False 911 Call Stretches Resources Thin

Posted at 5:56 PM, May 18, 2016
and last updated 2016-05-18 20:11:42-04

On a typical day the Duck River has been known as a peaceful place, tucked in the valley of downtown Columbia. However, Tuesday afternoon was a much different story.

"The call came in as just a dead body in the water, floating face down," Columbia Fire Department Assistant Chief Kirk Marks said. 

Crews were on the scene in minutes but quickly realized things weren't as they seemed.

"The story changed a couple times. The original caller initially said, 'No, it's just debris.' Then they said, 'No, I think it is a body,'" explained Marks. 

Despite that, crews headed into the river to begin their search.

"As soon as we put people in the water we still have to go through the same process," said Marks. "You have to deal with the downstream safety, upstream safety, so you're bringing in a lot of resources for that type of call."

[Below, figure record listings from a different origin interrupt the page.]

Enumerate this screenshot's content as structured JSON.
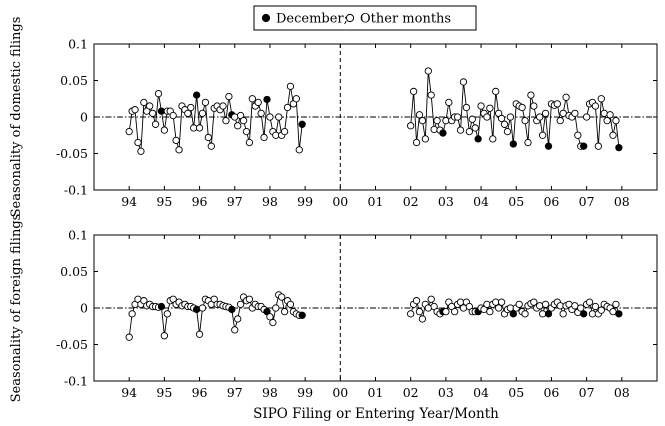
{
  "chart_data": {
    "type": "line",
    "legend": {
      "placement": "top-center",
      "entries": [
        {
          "label": "December;",
          "marker": "filled-circle"
        },
        {
          "label": "Other months",
          "marker": "open-circle"
        }
      ]
    },
    "xlabel": "SIPO Filing or Entering Year/Month",
    "x_ticks": [
      "94",
      "95",
      "96",
      "97",
      "98",
      "99",
      "00",
      "01",
      "02",
      "03",
      "04",
      "05",
      "06",
      "07",
      "08"
    ],
    "x_range": [
      1993.0,
      2009.0
    ],
    "dashed_vertical_at": 2000.0,
    "dashdot_horizontal_at": 0,
    "panels": [
      {
        "ylabel": "Seasonality of domestic filings",
        "ylim": [
          -0.1,
          0.1
        ],
        "y_ticks": [
          "-0.1",
          "-0.05",
          "0",
          "0.05",
          "0.1"
        ],
        "segments": [
          [
            -0.02,
            0.008,
            0.01,
            -0.035,
            -0.047,
            0.02,
            0.008,
            0.015,
            0.005,
            -0.01,
            0.032,
            0.008,
            -0.018,
            0.008,
            0.008,
            0.002,
            -0.032,
            -0.045,
            0.015,
            0.01,
            0.005,
            0.013,
            -0.015,
            0.03,
            -0.015,
            0.005,
            0.02,
            -0.028,
            -0.04,
            0.012,
            0.015,
            0.01,
            0.015,
            -0.005,
            0.028,
            0.003,
            0.0,
            -0.012,
            0.002,
            -0.005,
            -0.02,
            -0.035,
            0.025,
            0.015,
            0.02,
            0.005,
            -0.028,
            0.024,
            0.0,
            -0.02,
            -0.025,
            0.0,
            -0.025,
            -0.02,
            0.013,
            0.042,
            0.018,
            0.025,
            -0.045,
            -0.01
          ],
          [
            -0.012,
            0.035,
            -0.035,
            0.003,
            -0.005,
            -0.03,
            0.063,
            0.03,
            -0.017,
            -0.005,
            -0.018,
            -0.022,
            -0.005,
            0.02,
            -0.005,
            0.0,
            0.0,
            -0.018,
            0.048,
            0.013,
            -0.02,
            -0.003,
            -0.015,
            -0.03,
            0.015,
            0.005,
            0.0,
            0.012,
            -0.03,
            0.035,
            0.005,
            -0.002,
            -0.01,
            -0.02,
            0.0,
            -0.037,
            0.018,
            0.015,
            0.013,
            -0.005,
            -0.035,
            0.03,
            0.015,
            -0.005,
            0.0,
            -0.025,
            0.005,
            -0.04,
            0.018,
            0.016,
            0.018,
            -0.005,
            0.005,
            0.027,
            0.002,
            0.0,
            0.005,
            -0.025,
            -0.04,
            -0.04
          ],
          [
            0.0,
            0.018,
            0.02,
            0.015,
            -0.04,
            0.025,
            0.005,
            -0.005,
            0.003,
            -0.025,
            -0.005,
            -0.042
          ]
        ]
      },
      {
        "ylabel": "Seasonality of foreign filings",
        "ylim": [
          -0.1,
          0.1
        ],
        "y_ticks": [
          "-0.1",
          "-0.05",
          "0",
          "0.05",
          "0.1"
        ],
        "segments": [
          [
            -0.04,
            -0.008,
            0.005,
            0.012,
            0.005,
            0.01,
            0.003,
            0.005,
            0.002,
            0.002,
            0.001,
            0.002,
            -0.038,
            -0.008,
            0.01,
            0.012,
            0.005,
            0.008,
            0.003,
            0.005,
            0.002,
            0.002,
            0.0,
            -0.002,
            -0.036,
            0.0,
            0.012,
            0.01,
            0.005,
            0.012,
            0.005,
            0.005,
            0.003,
            0.002,
            0.001,
            -0.002,
            -0.03,
            -0.015,
            0.005,
            0.015,
            0.01,
            0.012,
            0.0,
            0.005,
            0.002,
            0.002,
            -0.002,
            -0.005,
            -0.012,
            -0.02,
            0.0,
            0.018,
            0.015,
            -0.005,
            0.01,
            0.005,
            -0.005,
            -0.008,
            -0.01,
            -0.01
          ],
          [
            -0.008,
            0.005,
            0.01,
            -0.005,
            -0.015,
            0.005,
            0.0,
            0.012,
            0.002,
            -0.005,
            -0.008,
            -0.005,
            -0.005,
            0.008,
            0.002,
            -0.005,
            0.005,
            0.008,
            0.0,
            0.008,
            0.002,
            -0.005,
            -0.005,
            -0.005,
            0.0,
            -0.002,
            0.005,
            -0.005,
            0.005,
            0.008,
            0.0,
            0.008,
            -0.008,
            -0.002,
            0.0,
            -0.008,
            0.0,
            0.005,
            -0.005,
            -0.008,
            0.003,
            0.006,
            0.008,
            0.0,
            0.003,
            -0.008,
            0.005,
            -0.008,
            0.0,
            0.005,
            0.008,
            0.003,
            -0.008,
            0.003,
            0.005,
            -0.002,
            0.003,
            -0.006,
            0.0,
            -0.008
          ],
          [
            0.005,
            0.008,
            -0.008,
            0.002,
            -0.008,
            -0.003,
            0.005,
            0.002,
            0.0,
            -0.005,
            0.005,
            -0.008
          ]
        ]
      }
    ]
  }
}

However, Columbia's Fire and Rescue wasn't the only agency impacted.

"We work closely with Maury County Fire for our water team. We combine resources so we're putting them on standby," Marks said. 

First responders were in the water a little over an hour. When it was clear there was no body in the water, they used the opportunity as a  training exercise. 

However, it turns out non-emergency calls happen more often than many may think.

"Very often actually," said Marks. "Even something as simple as an alarm activation, you have to treat it like this is going to be a structure fire."

It leaves tax payers responsible for flipping the majority of the bill.

"You can be looking at, for an hour call, maybe looking at $1,500, $2,000," Marks said. 

However, it's money well spent if it means a life saved.